CAD-4 Software (1989)¹⁸ was applied for data collection, data
reduction, and cell refinement. Programs SHELXS-97 and SHELXL-
97¹⁹ were used to solve and to refine structures, respectively.
NMR Experiments. NMR data were obtained by standard
methods using Bruker AMX-200.
Biological Methods. Calcium-Blocking Property Experi-
ments. Interaction between the compounds and glutamate-dependent
calcium uptake system was studied on newborn (8-11 days old) rat
brain synaptosomal P₂-fraction isolated according to the following
method: synaptosomes were suspended in the incubation buffer A (132
mM NaCl, 5 mM KCl, 5 mM HEPES), pH 7.4, and stored at 0 °C
during all experiments. Aliquots of synaptosomes (50 µL) were
transposed to buffer A containing the testing compound and ⁴⁵Ca
samples. Calcium ion uptake was stimulated by introducing 200 µM
glutamate solution.
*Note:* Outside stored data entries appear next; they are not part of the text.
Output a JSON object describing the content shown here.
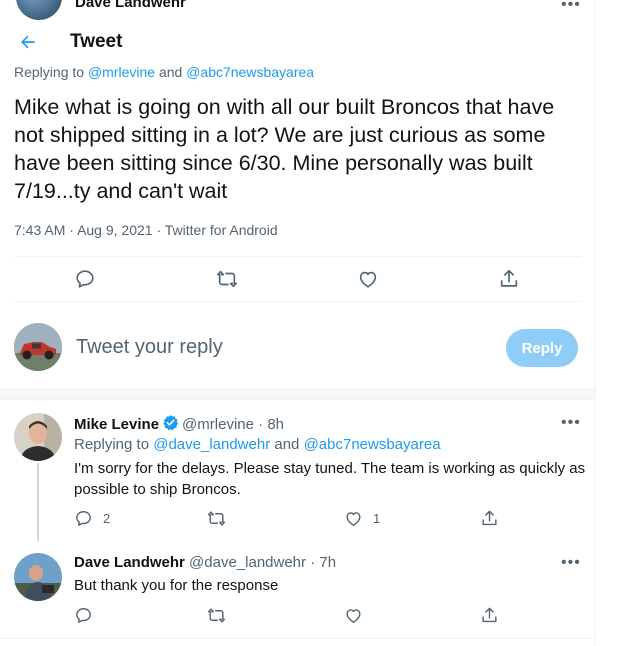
{
  "clipped_header": {
    "name": "Dave Landwehr"
  },
  "nav": {
    "title": "Tweet"
  },
  "main_tweet": {
    "replying_prefix": "Replying to",
    "replying_to": [
      "@mrlevine",
      "@abc7newsbayarea"
    ],
    "and": "and",
    "text": "Mike what is going on with all our built Broncos that have not shipped sitting in a lot? We are just curious as some have been sitting since 6/30. Mine personally was built 7/19...ty and can't wait",
    "time": "7:43 AM",
    "date": "Aug 9, 2021",
    "source": "Twitter for Android",
    "separator": "·"
  },
  "composer": {
    "placeholder": "Tweet your reply",
    "button_label": "Reply"
  },
  "replies": [
    {
      "name": "Mike Levine",
      "handle": "@mrlevine",
      "age": "8h",
      "verified": true,
      "replying_prefix": "Replying to",
      "replying_to": [
        "@dave_landwehr",
        "@abc7newsbayarea"
      ],
      "and": "and",
      "text": "I'm sorry for the delays. Please stay tuned. The team is working as quickly as possible to ship Broncos.",
      "reply_count": "2",
      "retweet_count": "",
      "like_count": "1"
    },
    {
      "name": "Dave Landwehr",
      "handle": "@dave_landwehr",
      "age": "7h",
      "verified": false,
      "text": "But thank you for the response",
      "reply_count": "",
      "retweet_count": "",
      "like_count": ""
    }
  ],
  "icons": {
    "back": "arrow-left-icon",
    "reply": "speech-bubble-icon",
    "retweet": "retweet-icon",
    "like": "heart-icon",
    "share": "share-icon",
    "more": "more-dots-icon",
    "verified": "verified-badge-icon"
  },
  "colors": {
    "accent": "#1d9bf0",
    "reply_button_disabled": "#8ecdf8",
    "secondary_text": "#536471",
    "primary_text": "#0f1419"
  },
  "more_label": "•••"
}
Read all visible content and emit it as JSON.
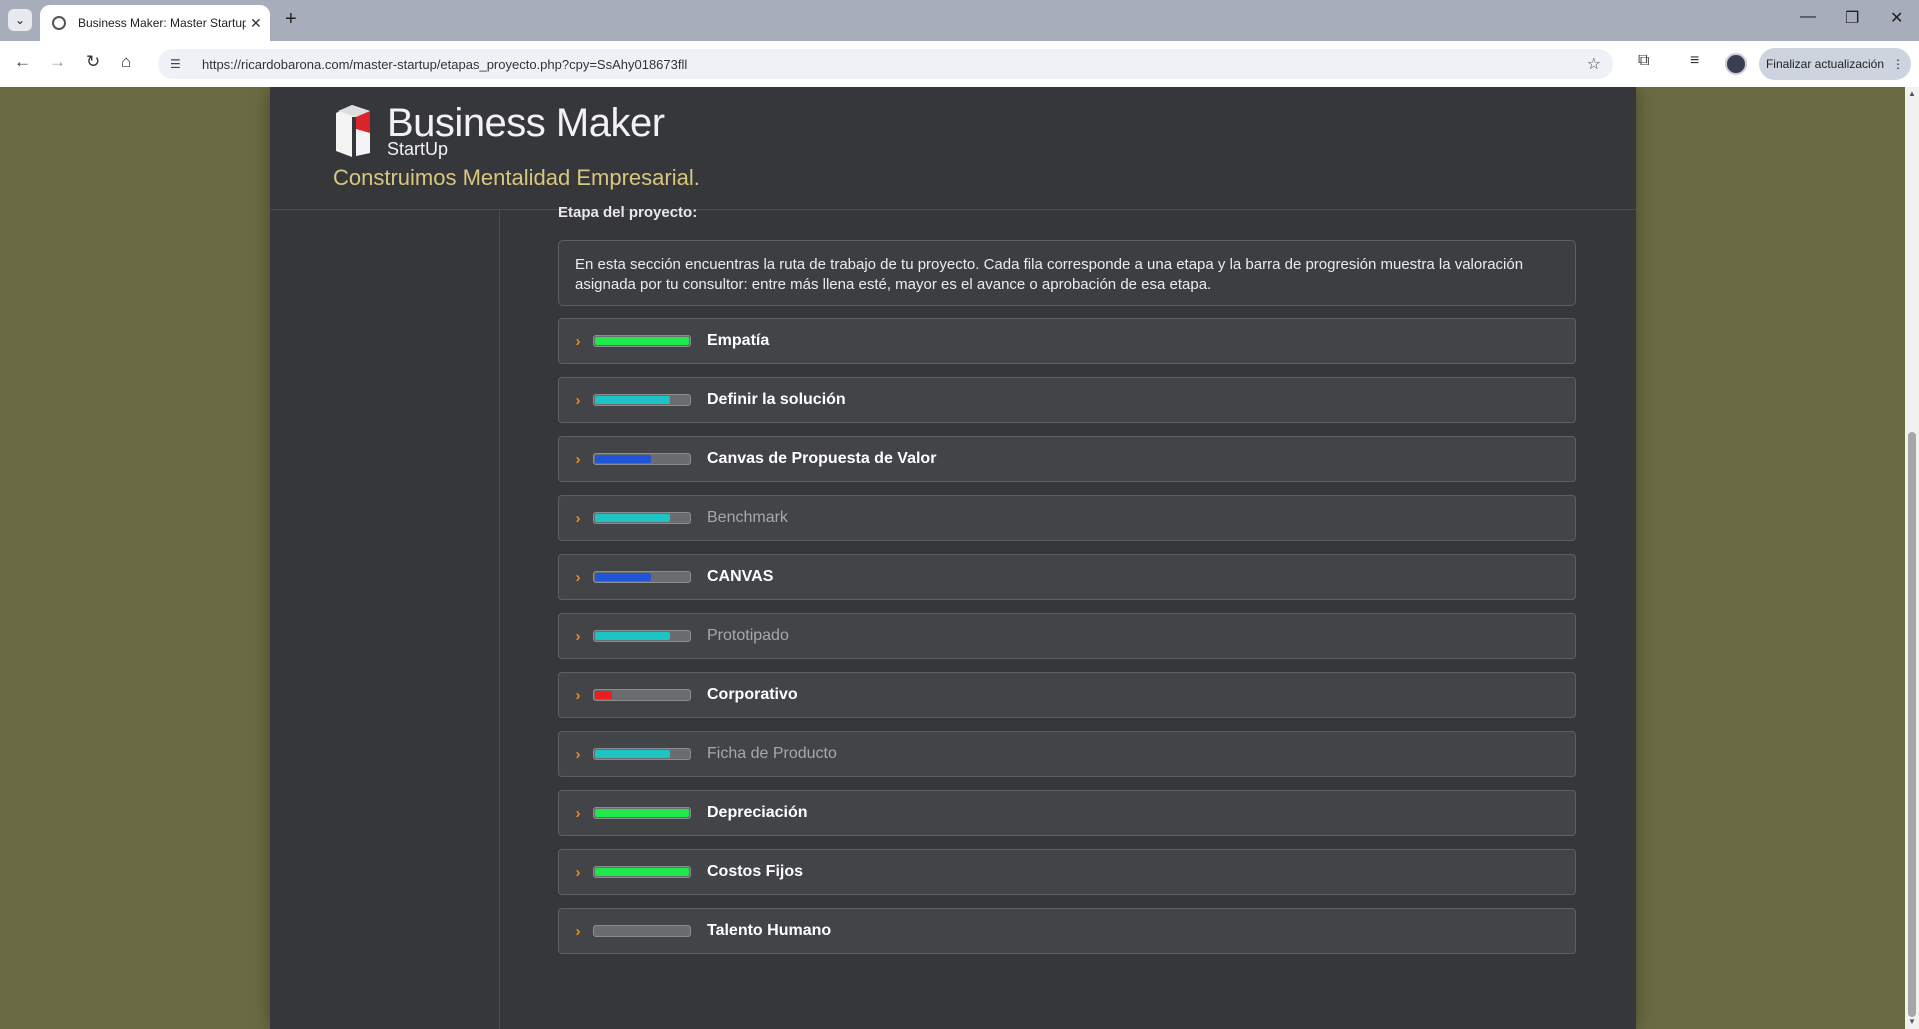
{
  "browser": {
    "tab_title": "Business Maker: Master Startup",
    "url": "https://ricardobarona.com/master-startup/etapas_proyecto.php?cpy=SsAhy018673fll",
    "update_label": "Finalizar actualización"
  },
  "header": {
    "brand": "Business Maker",
    "brand_sub": "StartUp",
    "tagline": "Construimos Mentalidad Empresarial."
  },
  "main": {
    "section_title": "Etapa del proyecto:",
    "info_text": "En esta sección encuentras la ruta de trabajo de tu proyecto. Cada fila corresponde a una etapa y la barra de progresión muestra la valoración asignada por tu consultor: entre más llena esté, mayor es el avance o aprobación de esa etapa."
  },
  "stages": [
    {
      "label": "Empatía",
      "progress": 1.0,
      "color": "#1ee84c",
      "style": "bold"
    },
    {
      "label": "Definir la solución",
      "progress": 0.8,
      "color": "#1ec4c4",
      "style": "bold"
    },
    {
      "label": "Canvas de Propuesta de Valor",
      "progress": 0.6,
      "color": "#1f55d6",
      "style": "bold"
    },
    {
      "label": "Benchmark",
      "progress": 0.8,
      "color": "#1ec4c4",
      "style": "dim"
    },
    {
      "label": "CANVAS",
      "progress": 0.6,
      "color": "#1f55d6",
      "style": "bold"
    },
    {
      "label": "Prototipado",
      "progress": 0.8,
      "color": "#1ec4c4",
      "style": "dim"
    },
    {
      "label": "Corporativo",
      "progress": 0.2,
      "color": "#ee1c1c",
      "style": "bold"
    },
    {
      "label": "Ficha de Producto",
      "progress": 0.8,
      "color": "#1ec4c4",
      "style": "dim"
    },
    {
      "label": "Depreciación",
      "progress": 1.0,
      "color": "#1ee84c",
      "style": "bold"
    },
    {
      "label": "Costos Fijos",
      "progress": 1.0,
      "color": "#1ee84c",
      "style": "bold"
    },
    {
      "label": "Talento Humano",
      "progress": 0.0,
      "color": "#6a6c70",
      "style": "bold"
    }
  ]
}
After 5 min of incubation at 37 °C, the process
was terminated by filtration on GF/B filters. The sample was washed
three times with cold buffer B (145 mΜ KCl, 10 mΜ Tris, 5 mΜ
Trilon B) followed by measurements of radioactivity with scintillator
counter SL-4000 Intertechnic.
Effects of 1-3 on NMDA receptors were analyzed on a
heterogeneous population of a primary culture of neurons isolated
from rat cerebral cortex.
Acknowledgment. The present research was funded as a part
of the basic research program established by the Presidium of
Russian Academy of Sciences “Fundamental Sciences for Medi-
cine”.
Supporting Information Available: Elemental analysis data,
X-ray data, and NMR spectra of compounds 1-3. This material is
available free of charge via the Internet at http://pubs.acs.org.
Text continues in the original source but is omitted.